It is related to the convergent validity meaning the extent to which indicators of a specific construct converge or share a high proportion of variance in common and also, what is the difference between convergent validity and internal consistency?
Typically, high correlations between items supposed to measure the same construct would be interpreted as a sign of high reliability (small amounts of measurement error). According to Campbell and Fiske (1959), a requirement for convergent validity is that independent methods of measurement for the same construct (e.g., self and other ratings) be substantially correlated. Of course, an argument could be made to say different items constitute "different methods of measurement." So the difference between "internal consistency" and "convergent validity" is not always 100% clear.
Think of it that way: Some of the lack of "internal consistency" could stem from systematic method (indicator-specific) variance rather than random measurement error (unreliability). In other words, it is often difficult to separate invalidity from unreliability unless you have a multimethod measurement design where each construct is measured with both multiple items and multiple methods (e.g., raters) as suggested by Campbell and Fiske (1959).
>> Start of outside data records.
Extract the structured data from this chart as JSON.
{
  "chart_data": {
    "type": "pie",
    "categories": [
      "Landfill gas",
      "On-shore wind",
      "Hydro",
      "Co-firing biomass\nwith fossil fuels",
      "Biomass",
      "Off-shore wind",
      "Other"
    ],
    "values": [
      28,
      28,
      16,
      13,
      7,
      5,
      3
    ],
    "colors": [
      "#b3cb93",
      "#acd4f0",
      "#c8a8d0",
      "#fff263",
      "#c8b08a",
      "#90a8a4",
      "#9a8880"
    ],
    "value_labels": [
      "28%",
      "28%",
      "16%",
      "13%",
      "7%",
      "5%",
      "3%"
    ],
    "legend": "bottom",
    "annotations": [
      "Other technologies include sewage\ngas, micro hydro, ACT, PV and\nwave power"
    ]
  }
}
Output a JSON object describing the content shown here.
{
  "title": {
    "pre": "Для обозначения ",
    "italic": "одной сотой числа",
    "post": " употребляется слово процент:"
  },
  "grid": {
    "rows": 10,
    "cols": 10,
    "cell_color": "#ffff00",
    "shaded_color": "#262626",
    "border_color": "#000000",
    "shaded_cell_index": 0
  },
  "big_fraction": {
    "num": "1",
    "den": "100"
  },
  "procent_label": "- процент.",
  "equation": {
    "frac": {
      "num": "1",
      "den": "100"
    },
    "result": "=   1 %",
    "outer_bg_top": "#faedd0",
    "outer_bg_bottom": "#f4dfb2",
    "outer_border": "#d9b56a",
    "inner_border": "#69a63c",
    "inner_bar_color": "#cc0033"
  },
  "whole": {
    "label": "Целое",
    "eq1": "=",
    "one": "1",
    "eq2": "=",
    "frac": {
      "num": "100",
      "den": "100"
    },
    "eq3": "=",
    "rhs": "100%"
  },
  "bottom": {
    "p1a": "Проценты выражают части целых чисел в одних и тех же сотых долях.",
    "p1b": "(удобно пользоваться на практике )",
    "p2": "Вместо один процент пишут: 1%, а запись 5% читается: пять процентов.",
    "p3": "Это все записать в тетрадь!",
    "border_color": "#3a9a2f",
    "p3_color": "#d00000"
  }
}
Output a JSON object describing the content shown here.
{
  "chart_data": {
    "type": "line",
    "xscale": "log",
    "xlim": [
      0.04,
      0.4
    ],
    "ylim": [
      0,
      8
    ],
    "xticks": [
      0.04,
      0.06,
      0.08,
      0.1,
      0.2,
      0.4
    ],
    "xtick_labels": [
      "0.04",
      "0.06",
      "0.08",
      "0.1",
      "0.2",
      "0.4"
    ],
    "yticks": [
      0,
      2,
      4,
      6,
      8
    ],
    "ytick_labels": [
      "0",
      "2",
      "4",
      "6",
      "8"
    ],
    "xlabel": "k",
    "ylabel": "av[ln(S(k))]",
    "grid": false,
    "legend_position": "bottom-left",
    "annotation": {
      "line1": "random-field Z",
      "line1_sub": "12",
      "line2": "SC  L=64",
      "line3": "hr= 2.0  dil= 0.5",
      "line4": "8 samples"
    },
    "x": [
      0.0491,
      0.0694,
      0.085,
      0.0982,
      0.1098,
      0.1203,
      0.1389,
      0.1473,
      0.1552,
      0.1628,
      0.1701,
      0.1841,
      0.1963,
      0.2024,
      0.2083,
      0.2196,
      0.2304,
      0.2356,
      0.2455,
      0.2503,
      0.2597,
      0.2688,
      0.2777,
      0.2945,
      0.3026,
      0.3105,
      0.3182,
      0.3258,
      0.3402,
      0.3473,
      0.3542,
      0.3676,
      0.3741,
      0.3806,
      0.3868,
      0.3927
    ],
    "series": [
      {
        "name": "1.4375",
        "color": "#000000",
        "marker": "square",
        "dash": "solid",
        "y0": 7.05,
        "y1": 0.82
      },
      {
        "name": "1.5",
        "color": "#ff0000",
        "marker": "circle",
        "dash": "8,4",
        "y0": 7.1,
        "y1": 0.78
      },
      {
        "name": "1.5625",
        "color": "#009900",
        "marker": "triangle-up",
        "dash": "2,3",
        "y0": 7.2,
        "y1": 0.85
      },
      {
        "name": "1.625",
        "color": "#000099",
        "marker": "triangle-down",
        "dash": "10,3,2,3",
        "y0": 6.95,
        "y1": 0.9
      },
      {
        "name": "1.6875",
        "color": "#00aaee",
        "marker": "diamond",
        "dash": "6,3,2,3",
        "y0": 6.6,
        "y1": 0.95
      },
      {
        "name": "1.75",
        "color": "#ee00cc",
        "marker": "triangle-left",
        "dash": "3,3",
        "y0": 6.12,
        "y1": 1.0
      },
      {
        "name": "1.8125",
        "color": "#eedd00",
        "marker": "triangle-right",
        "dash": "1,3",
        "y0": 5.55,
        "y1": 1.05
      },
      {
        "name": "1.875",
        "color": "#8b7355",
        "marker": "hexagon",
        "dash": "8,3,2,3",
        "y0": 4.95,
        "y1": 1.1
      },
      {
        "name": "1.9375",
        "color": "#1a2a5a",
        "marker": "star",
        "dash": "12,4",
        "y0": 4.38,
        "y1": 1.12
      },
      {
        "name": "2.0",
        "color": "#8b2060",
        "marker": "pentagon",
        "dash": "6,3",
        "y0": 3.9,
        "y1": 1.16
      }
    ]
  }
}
Also, a scale can have high internal consistency (highly correlated items) simply due to a high degree of redundancy of the items (e.g., when asking people virtually the same questions multiple times). Nonetheless, the scale may show low or zero convergent validity relative to another assessment method. For example, a self-report measure of intelligence asking individuals to rate themselves on items such as "I am smart", "I am intelligent", etc. may show high internal consistency but low convergent validity relative to an objective intelligence test.
Campbell, D. T., & Fiske, D. W. (1959). Convergent and discriminant validation by the multitrait-multimethod matrix. Psychological Bulletin, 56(2), 81-105.